Letting type move

Charlie ClarkeCharlie Clarke Field Notes
16 June 2026
5 min
Letting type move

We treat type as something that sits still — fixed in place, headings always the biggest thing, motion bolted on at the end. For one Creative Spark we dropped those rules and asked what type could do once it started moving.

Creative Spark is our in-house R&D session: ninety minutes, a single theme, and a room full of people building prototypes with no client to please and nothing due at the end. This time the theme was type in motion. We wanted type to feel less like a fixed shape that carries information one way and more like a material with some give in it. But the afternoon turned out to be about something bigger than typography: how cheap and fast exploring an idea has become, and what that does to the way a studio spends its time.

What we questioned

A few of our assumptions went early. Weight can change mid-word. A heading needn’t be the biggest thing on the page. Motion has to do a job rather than decorate, without sliding back into the hyperactive web of 2002. Most of these aren’t rules anyone chose on purpose; they’re hangovers from how web type is built, all CSS axes and classes, and that machinery sands the creativity out of it. The tooling has moved on, though. The new AI font editors make a bespoke cut of a typeface cheap enough to try on a whim, so the cost of asking “what if the type did this?” has more or less collapsed.

Whiteboard reading "Type in Motion — challenge these assumptions", ringed with notes on fixed shape, one-way communication and scale as hierarchy The framing board: every assumption about type we wanted to push on.

What we made

Six prototypes came out of it, all over the map. One was a 3D dial you turn instead of scrolling a list. Another tied typography to scroll speed, so the text frays the faster you go. A few used the camera, with hand and face tracking that shoves the letters around — very Minority Report. There were soft-body letters that behave like balloons, bouncing on gravity and anti-gravity. Someone rebuilt the dial from scratch in plain JavaScript and CSS in about ten minutes, from a JSON spec and a reference URL, just to see how close standard web tech could get. None of them were precious, and that was the idea: enough range, fast enough, that binning most of it still leaves you ahead.

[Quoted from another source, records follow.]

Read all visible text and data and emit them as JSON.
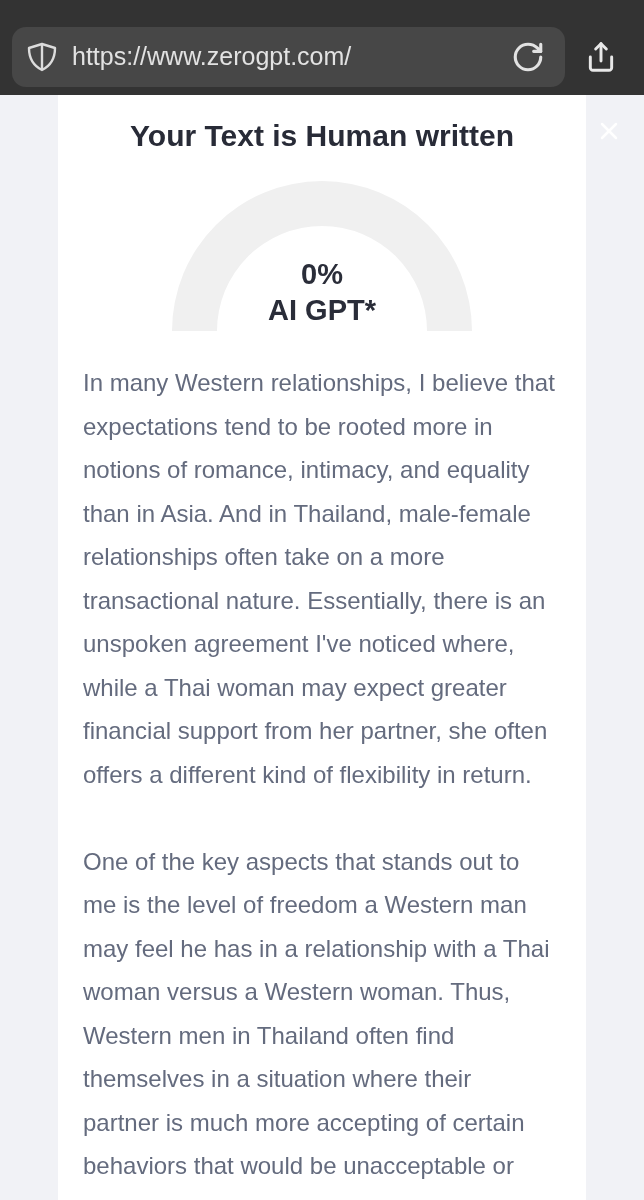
{
  "browser": {
    "url": "https://www.zerogpt.com/"
  },
  "result": {
    "title": "Your Text is Human written",
    "gauge": {
      "value": "0%",
      "label": "AI GPT*"
    }
  },
  "paragraphs": [
    {
      "lines": [
        "In many Western relationships, I believe that",
        "expectations tend to be rooted more in",
        "notions of romance, intimacy, and equality",
        "than in Asia. And in Thailand, male-female",
        "relationships often take on a more",
        "transactional nature. Essentially, there is an",
        "unspoken agreement I've noticed where,",
        "while a Thai woman may expect greater",
        "financial support from her partner, she often",
        "offers a different kind of flexibility in return."
      ]
    },
    {
      "lines": [
        "One of the key aspects that stands out to",
        "me is the level of freedom a Western man",
        "may feel he has in a relationship with a Thai",
        "woman versus a Western woman. Thus,",
        "Western men in Thailand often find",
        "themselves in a situation where their",
        "partner is much more accepting of certain",
        "behaviors that would be unacceptable or"
      ]
    }
  ]
}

Green jittery type on a pink field reading "the web has genuine capabilities for type that almost nobody is using", with radius, jitter and strength sliders Typography wired to scroll speed: the faster you go, the more it frays.

A radial "Circular nav drift" menu beside live variable-font controls for weight, width and optical size The dial rebuilt in plain JS and CSS: a radial nav that drifts with scroll momentum.

What we took away

The making turned out to be the cheap part. We settled on a cheap, fast model to churn out the bulk and a slower, pricier one to tidy up after it; the whole multi-model run came to about £1.40. For the price of a coffee we had a spread of directions that would normally take days to work up. When making the thing is nearly free, the hard part isn’t the making any more — it’s knowing which of the six is worth pursuing, and why.

A couple of things caught us out. You can do proper hand and camera tracking in the browser now with no extra software, which none of us knew. And the move off loose “vibe coding” onto structured prompts and JSON build specs mattered more than any clever wording. The boundaries kept the models from wandering and handed back code we could actually use.

A particle-dust rendering of the word "MAGIC" with a "hand detected" badge, driven by webcam hand-tracking “Magic”, revealed by hand-tracking through the webcam — no plugins, just the browser.

The speed stuck with me most. We started with a vague theme and, ninety minutes later, had a handful of working, clickable prototypes. That’s the kind of session I’d put a client in the room for: not to show them finished work, but to let them watch an idea become six things they can click before lunch.

A four-panel grid of more prototypes from the session: glowing "type is alive" variable-font text, a radial 3D navigation dial, a split-flap departures board, and ghosted type set over a landscape photo A few more from the room: a variable-font study, the 3D dial, a split-flap departures board, and type set into a landscape.

Magic and logic

There’s a split underneath all of this. The balloon letters showed it. Motion looks right when it obeys physics — mass, gravity, the way a soft body overshoots and settles. That’s the logic. A model holds it without effort: the easing curves, the equations, the maths of how things move. You can hand all of that over. None of it has to live in your head.

What’s left is the magic, and the magic is taste. Should the letter bounce at all? Is this the moment for it? A model can make motion look natural. It can’t tell you it’s good. I don’t think that part can be written down. Make a list of everything we like and it’s out of date before you finish. Taste keeps moving. That’s the part no model took off us.

These models are really just a store of human memory. Fallible, unpredictable, sometimes astonishing. But it’s more personal than that. What comes back is shaped by you — your words, your tone, the way you ask. No two conversations are the same.

We hand over the logic and keep the magic. Maybe that’s what these tools are really for: they show us what’s human in us. Not a record of where we’ve been. The taste for where to go next.